PERNIKAHAN pasangan beda agama merupakan sebuah polemik. Islam sendiri melarang hal itu.
Sepasang insan yang ingin mengikat tali pernikahan seharusnya ada dalam satu keyakinan. Maka, tak jarang sebelum menikah, pasangan yang berbeda agama biasanya saling mempelajari agama masing-masing pasangannya hingga memutuskan menjadi mualaf atau sebaliknya, menjadi murtad.
BACA JUGA: Apakah Seorang Mualaf Langsung Diajarkan Syariat Islam?
Hal ini pun tak serta merta berjalan mulus.
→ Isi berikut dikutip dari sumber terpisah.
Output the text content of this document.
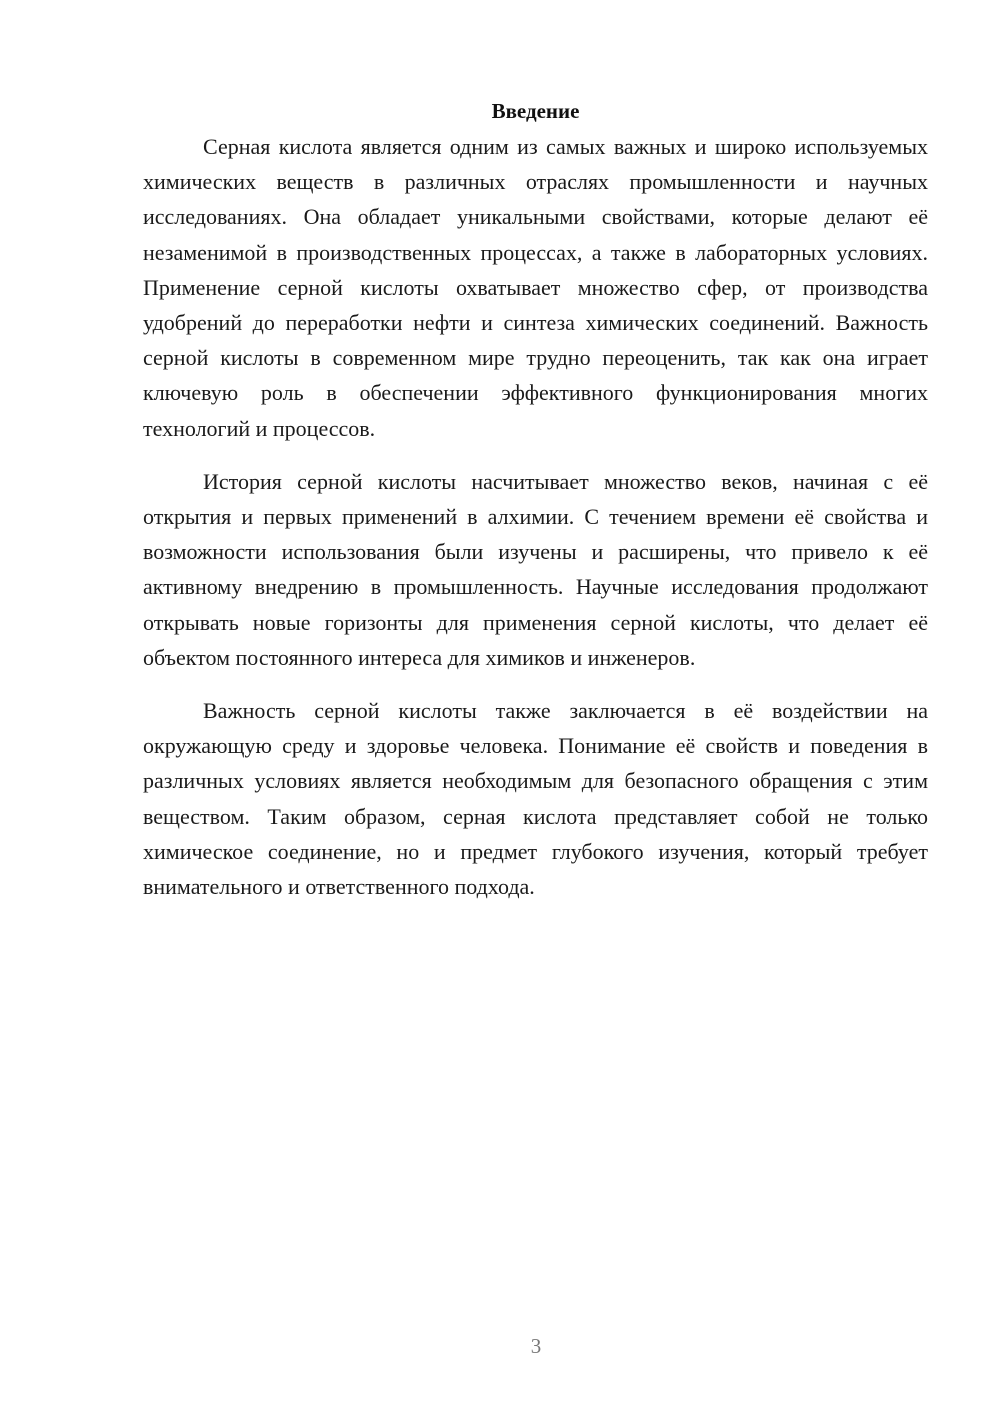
Введение

Серная кислота является одним из самых важных и широко используемых химических веществ в различных отраслях промышленности и научных исследованиях. Она обладает уникальными свойствами, которые делают её незаменимой в производственных процессах, а также в лабораторных условиях. Применение серной кислоты охватывает множество сфер, от производства удобрений до переработки нефти и синтеза химических соединений. Важность серной кислоты в современном мире трудно переоценить, так как она играет ключевую роль в обеспечении эффективного функционирования многих технологий и процессов.

История серной кислоты насчитывает множество веков, начиная с её открытия и первых применений в алхимии. С течением времени её свойства и возможности использования были изучены и расширены, что привело к её активному внедрению в промышленность. Научные исследования продолжают открывать новые горизонты для применения серной кислоты, что делает её объектом постоянного интереса для химиков и инженеров.

Важность серной кислоты также заключается в её воздействии на окружающую среду и здоровье человека. Понимание её свойств и поведения в различных условиях является необходимым для безопасного обращения с этим веществом. Таким образом, серная кислота представляет собой не только химическое соединение, но и предмет глубокого изучения, который требует внимательного и ответственного подхода.

3
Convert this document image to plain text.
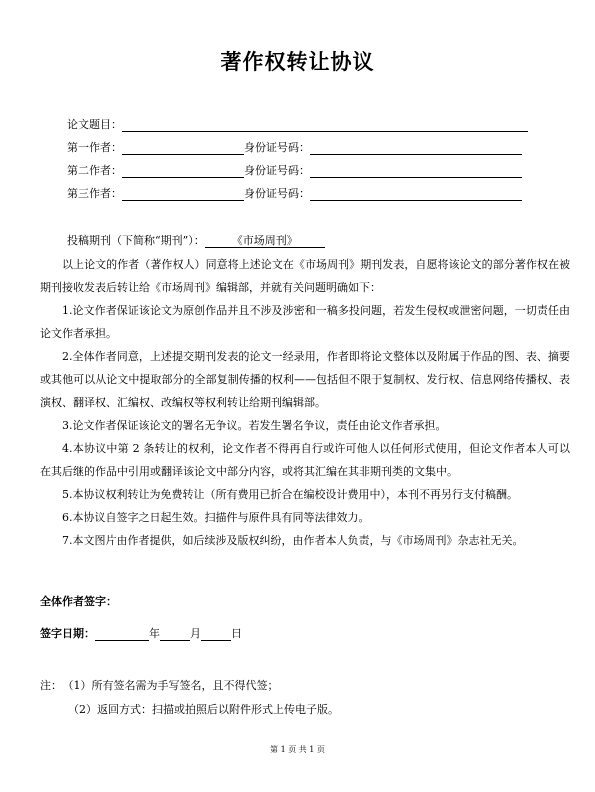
著作权转让协议
论文题目：
第一作者：	身份证号码：
第二作者：	身份证号码：
第三作者：	身份证号码：
投稿期刊（下简称“期刊”）： 《市场周刊》
以上论文的作者（著作权人）同意将上述论文在《市场周刊》期刊发表，自愿将该论文的部分著作权在被期刊接收发表后转让给《市场周刊》编辑部，并就有关问题明确如下：
1.论文作者保证该论文为原创作品并且不涉及涉密和一稿多投问题，若发生侵权或泄密问题，一切责任由论文作者承担。
2.全体作者同意，上述提交期刊发表的论文一经录用，作者即将论文整体以及附属于作品的图、表、摘要或其他可以从论文中提取部分的全部复制传播的权利——包括但不限于复制权、发行权、信息网络传播权、表演权、翻译权、汇编权、改编权等权利转让给期刊编辑部。
3.论文作者保证该论文的署名无争议。若发生署名争议，责任由论文作者承担。
4.本协议中第 2 条转让的权利，论文作者不得再自行或许可他人以任何形式使用，但论文作者本人可以在其后继的作品中引用或翻译该论文中部分内容，或将其汇编在其非期刊类的文集中。
5.本协议权利转让为免费转让（所有费用已折合在编校设计费用中），本刊不再另行支付稿酬。
6.本协议自签字之日起生效。扫描件与原件具有同等法律效力。
7.本文图片由作者提供，如后续涉及版权纠纷，由作者本人负责，与《市场周刊》杂志社无关。
全体作者签字：
签字日期：	年	月	日
注： （1）所有签名需为手写签名，且不得代签；
（2）返回方式：扫描或拍照后以附件形式上传电子版。
第 1 页 共 1 页
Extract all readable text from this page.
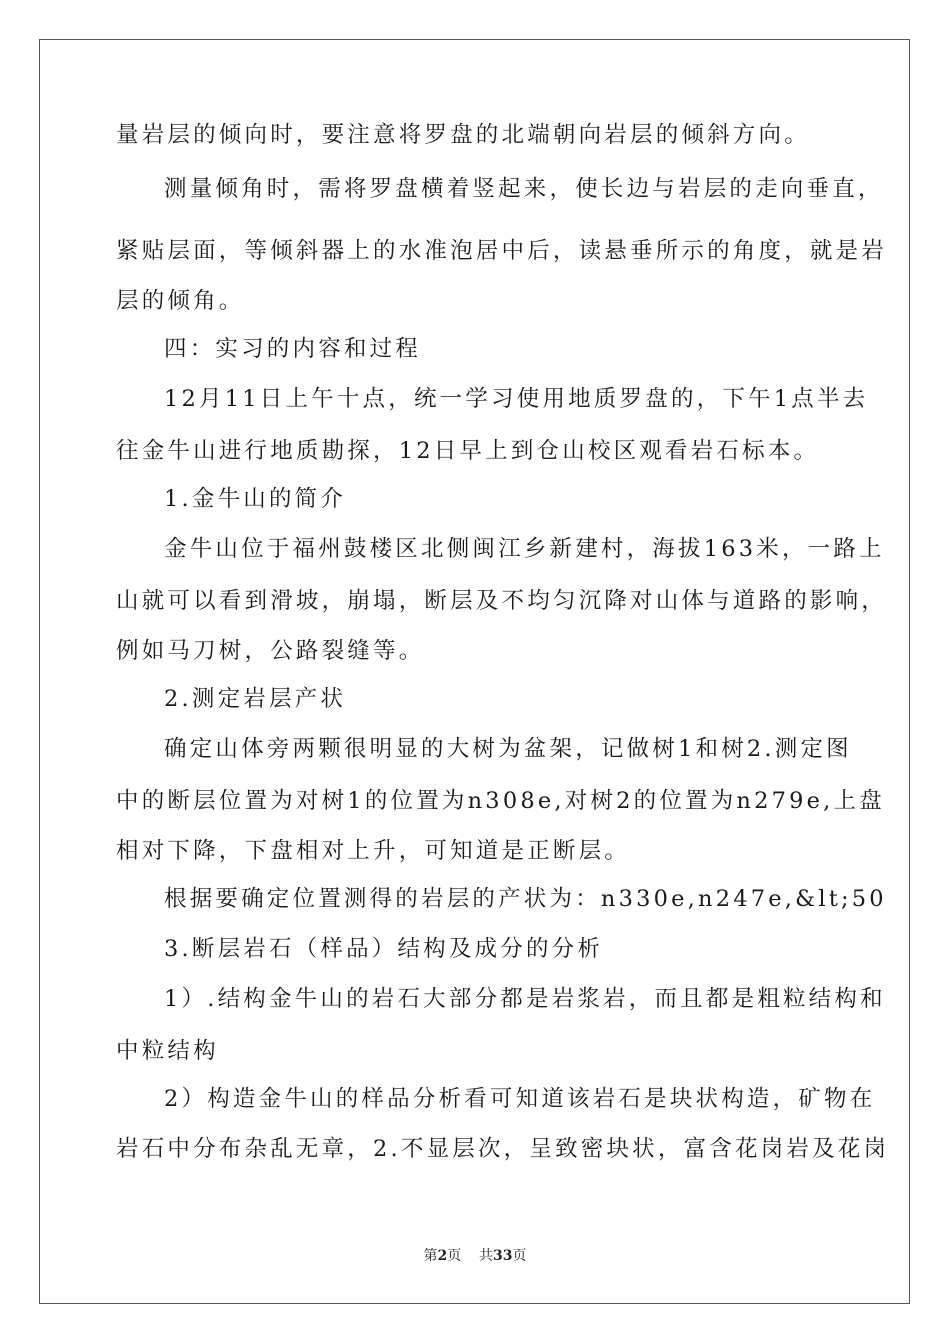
量岩层的倾向时，要注意将罗盘的北端朝向岩层的倾斜方向。
测量倾角时，需将罗盘横着竖起来，使长边与岩层的走向垂直，
紧贴层面，等倾斜器上的水准泡居中后，读悬垂所示的角度，就是岩
层的倾角。
四：实习的内容和过程
12月11日上午十点，统一学习使用地质罗盘的，下午1点半去
往金牛山进行地质勘探，12日早上到仓山校区观看岩石标本。
1.金牛山的简介
金牛山位于福州鼓楼区北侧闽江乡新建村，海拔163米，一路上
山就可以看到滑坡，崩塌，断层及不均匀沉降对山体与道路的影响，
例如马刀树，公路裂缝等。
2.测定岩层产状
确定山体旁两颗很明显的大树为盆架，记做树1和树2.测定图
中的断层位置为对树1的位置为n308e,对树2的位置为n279e,上盘
相对下降，下盘相对上升，可知道是正断层。
根据要确定位置测得的岩层的产状为：n330e,n247e,&lt;50
3.断层岩石（样品）结构及成分的分析
1）.结构金牛山的岩石大部分都是岩浆岩，而且都是粗粒结构和
中粒结构
2）构造金牛山的样品分析看可知道该岩石是块状构造，矿物在
岩石中分布杂乱无章，2.不显层次，呈致密块状，富含花岗岩及花岗
第2页 共33页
Tak jarang seseorang yang telah menjadi mualaf dan ingin menikah dengan seorang muslim justru terbentur restu dariorang tuanya yang nonmuslim. Nah, bagaimana jika hal seperti itu terjadi?
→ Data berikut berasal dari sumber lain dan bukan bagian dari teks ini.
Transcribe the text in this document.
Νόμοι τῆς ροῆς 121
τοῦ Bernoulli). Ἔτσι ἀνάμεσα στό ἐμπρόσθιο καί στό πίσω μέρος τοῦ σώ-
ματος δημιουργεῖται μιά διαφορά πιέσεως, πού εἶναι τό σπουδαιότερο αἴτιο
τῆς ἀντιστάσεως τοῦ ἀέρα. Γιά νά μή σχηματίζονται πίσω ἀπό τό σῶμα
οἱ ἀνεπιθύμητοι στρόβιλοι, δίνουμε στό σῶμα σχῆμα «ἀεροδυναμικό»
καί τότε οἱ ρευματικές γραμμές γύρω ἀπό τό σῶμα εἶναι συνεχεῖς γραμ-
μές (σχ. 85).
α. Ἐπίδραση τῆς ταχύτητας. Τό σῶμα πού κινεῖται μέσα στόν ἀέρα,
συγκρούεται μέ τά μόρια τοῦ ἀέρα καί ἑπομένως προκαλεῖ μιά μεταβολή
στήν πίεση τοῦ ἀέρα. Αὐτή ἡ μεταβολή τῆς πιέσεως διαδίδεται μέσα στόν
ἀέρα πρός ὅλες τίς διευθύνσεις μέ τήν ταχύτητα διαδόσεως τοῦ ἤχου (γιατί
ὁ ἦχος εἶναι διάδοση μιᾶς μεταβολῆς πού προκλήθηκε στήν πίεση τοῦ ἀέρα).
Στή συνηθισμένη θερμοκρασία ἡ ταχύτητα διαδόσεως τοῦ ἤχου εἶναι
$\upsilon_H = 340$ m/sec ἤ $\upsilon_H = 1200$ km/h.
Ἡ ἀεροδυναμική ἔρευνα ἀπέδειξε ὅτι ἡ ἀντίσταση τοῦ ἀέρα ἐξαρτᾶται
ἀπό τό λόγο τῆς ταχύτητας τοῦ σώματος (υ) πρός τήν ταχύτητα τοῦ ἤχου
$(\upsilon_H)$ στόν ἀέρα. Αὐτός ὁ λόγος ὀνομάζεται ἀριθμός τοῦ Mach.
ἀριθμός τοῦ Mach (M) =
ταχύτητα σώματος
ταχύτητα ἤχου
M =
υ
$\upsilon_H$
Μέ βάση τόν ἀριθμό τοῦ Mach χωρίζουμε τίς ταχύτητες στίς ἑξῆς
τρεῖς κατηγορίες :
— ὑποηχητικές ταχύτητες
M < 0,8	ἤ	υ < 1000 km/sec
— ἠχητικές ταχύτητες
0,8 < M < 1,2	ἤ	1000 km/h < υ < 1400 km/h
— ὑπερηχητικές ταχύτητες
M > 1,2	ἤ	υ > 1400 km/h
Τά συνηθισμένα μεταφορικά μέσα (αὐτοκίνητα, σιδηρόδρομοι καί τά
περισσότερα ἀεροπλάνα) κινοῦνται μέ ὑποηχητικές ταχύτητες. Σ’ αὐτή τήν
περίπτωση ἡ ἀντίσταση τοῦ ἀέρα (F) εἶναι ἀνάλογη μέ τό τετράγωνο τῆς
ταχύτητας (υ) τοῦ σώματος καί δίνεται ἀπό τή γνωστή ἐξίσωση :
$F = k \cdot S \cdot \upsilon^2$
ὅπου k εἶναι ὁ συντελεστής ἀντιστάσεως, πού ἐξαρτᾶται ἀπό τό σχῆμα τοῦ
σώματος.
Bolehkah mualaf tersebut menikah tanpa restu? Atau, bolehkah dia menyembunyikan status pernikahannya untuk meredam permusuhan yang mungkin terjadi dengan keluarganya?
Dikutif dari laman Islamqa, terkait pertanyaan serupa, jawabannya di dasarkan pada hukum fiqih. Jika seorang wanita masuk Islam sedangkan walinya tidak masuk Islam, maka mereka tidak dapat menjadi wali baginya.
Ibnu Qudamah rahimahullah berkata, “Adapun orang kafir, tidak dapat menjadi wali bagi wanita muslimah walau bagaimanapun, berdasarkan ijmak para ulama. Di antara mereka adalah Malik, Syafii, Abu Ubaidah dan Ashhaburra’yi. Ibnu Munzir berkata, ‘Telah sepakat dengan pendapat ini orang yang kami ketahui dari ahli ilmu.” (Al-Mughni, 9/377)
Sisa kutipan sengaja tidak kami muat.